I went to moterboat her and I started laughing, so I just kinda blew on them... I think I'm gona call that move the sailboat.
I think the neighbors upstairs are trying for more kids. I want to run up there and yell "mazal tov!"
One girl peed the bed, one lost her panties, another woke up on the piano, I have pink eye and door knobs are missing. This is why I stay in Nebraska
Why were you having sex on top of my left over pizza in the kitchen?
Strip beer pong in the front yard? Of course the cops showed up
He went 'unicorn hunting' and lost a fight with a fence. That's how he ended up in the ER.
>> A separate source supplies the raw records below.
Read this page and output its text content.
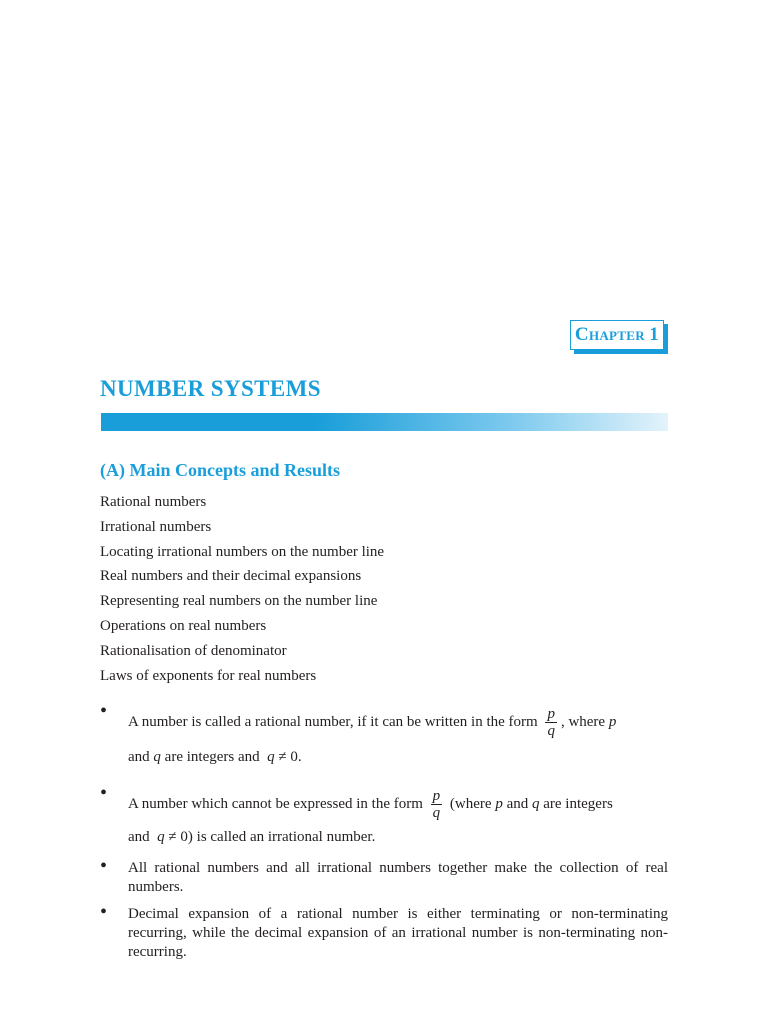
CHAPTER 1
NUMBER SYSTEMS
(A) Main Concepts and Results
Rational numbers
Irrational numbers
Locating irrational numbers on the number line
Real numbers and their decimal expansions
Representing real numbers on the number line
Operations on real numbers
Rationalisation of denominator
Laws of exponents for real numbers
• A number is called a rational number, if it can be written in the form $\frac{p}{q}$ , where p
and q are integers and q ≠ 0.
• A number which cannot be expressed in the form $\frac{p}{q}$ (where p and q are integers
and q ≠ 0) is called an irrational number.
• All rational numbers and all irrational numbers together make the collection of real numbers.
• Decimal expansion of a rational number is either terminating or non-terminating recurring, while the decimal expansion of an irrational number is non-terminating non-recurring.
I would just like to go ahead and accept my slut of the year award.
It's like 10 times better than an Oscar
Sleeping in a car was not on my list of plans for the night.
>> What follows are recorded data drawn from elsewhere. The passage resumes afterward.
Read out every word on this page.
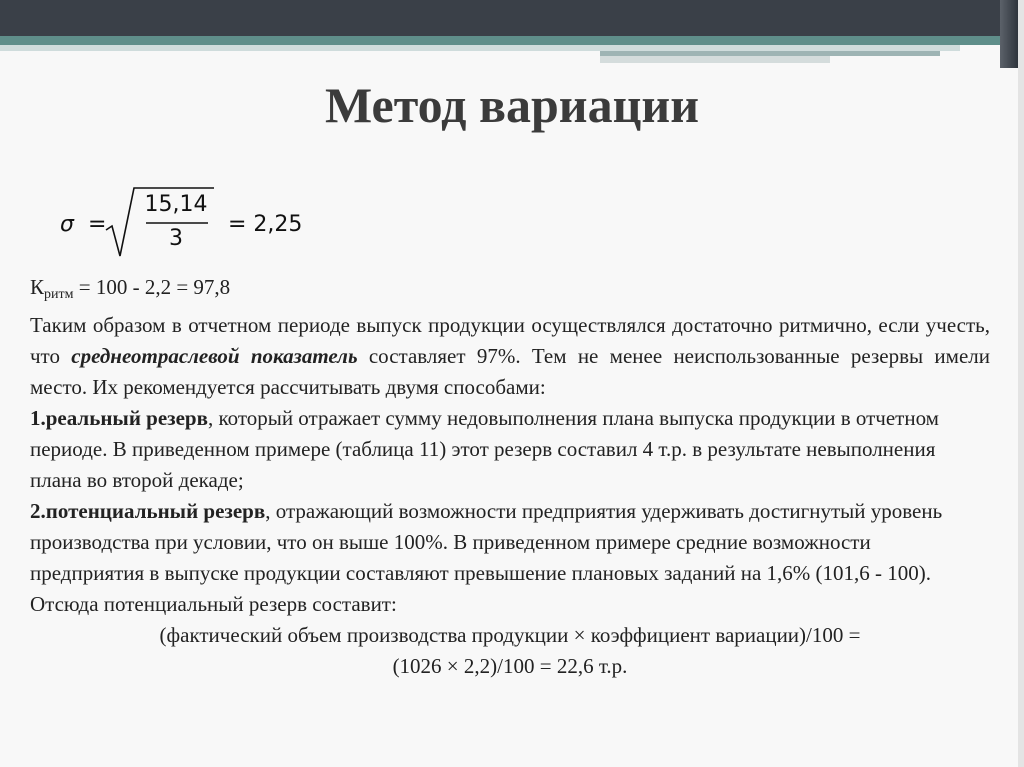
Метод вариации
σ =
15,14
3
= 2,25

$К_{ритм} = 100 - 2,2 = 97,8$

Таким образом в отчетном периоде выпуск продукции осуществлялся достаточно ритмично, если учесть, что среднеотраслевой показатель составляет 97%. Тем не менее неиспользованные резервы имели место. Их рекомендуется рассчитывать двумя способами:

1.реальный резерв, который отражает сумму недовыполнения плана выпуска продукции в отчетном периоде. В приведенном примере (таблица 11) этот резерв составил 4 т.р. в результате невыполнения плана во второй декаде;

2.потенциальный резерв, отражающий возможности предприятия удерживать достигнутый уровень производства при условии, что он выше 100%. В приведенном примере средние возможности предприятия в выпуске продукции составляют превышение плановых заданий на 1,6% (101,6 - 100). Отсюда потенциальный резерв составит:

(фактический объем производства продукции × коэффициент вариации)/100 =

(1026 × 2,2)/100 = 22,6 т.р.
Dude. Steinbecking. It's when you double-fist coffee and alcohol to help you meet a writing deadline.
I'm crying and shaving my Bronco playoff beard
I can't wash the smell of tacos off my hands. I feel like the Lady Macbeth of Chipotle.
i asked him to talk to me in french while we fucked and halfway through i caught the word 'lasagna'. turns out he was making his grocery list.....i asked him to keep going.
Halfway through missionary I realized I was partially laying on his sleeping dog and idk that just kinda ruined it for me sooo
i swear a herd of elephants who like to smoke weed lives directly above our room
I woke up this morning hand cuffed to the bed with three bruised ribs and Amy written in lipstick on my chest... what happen lastnite??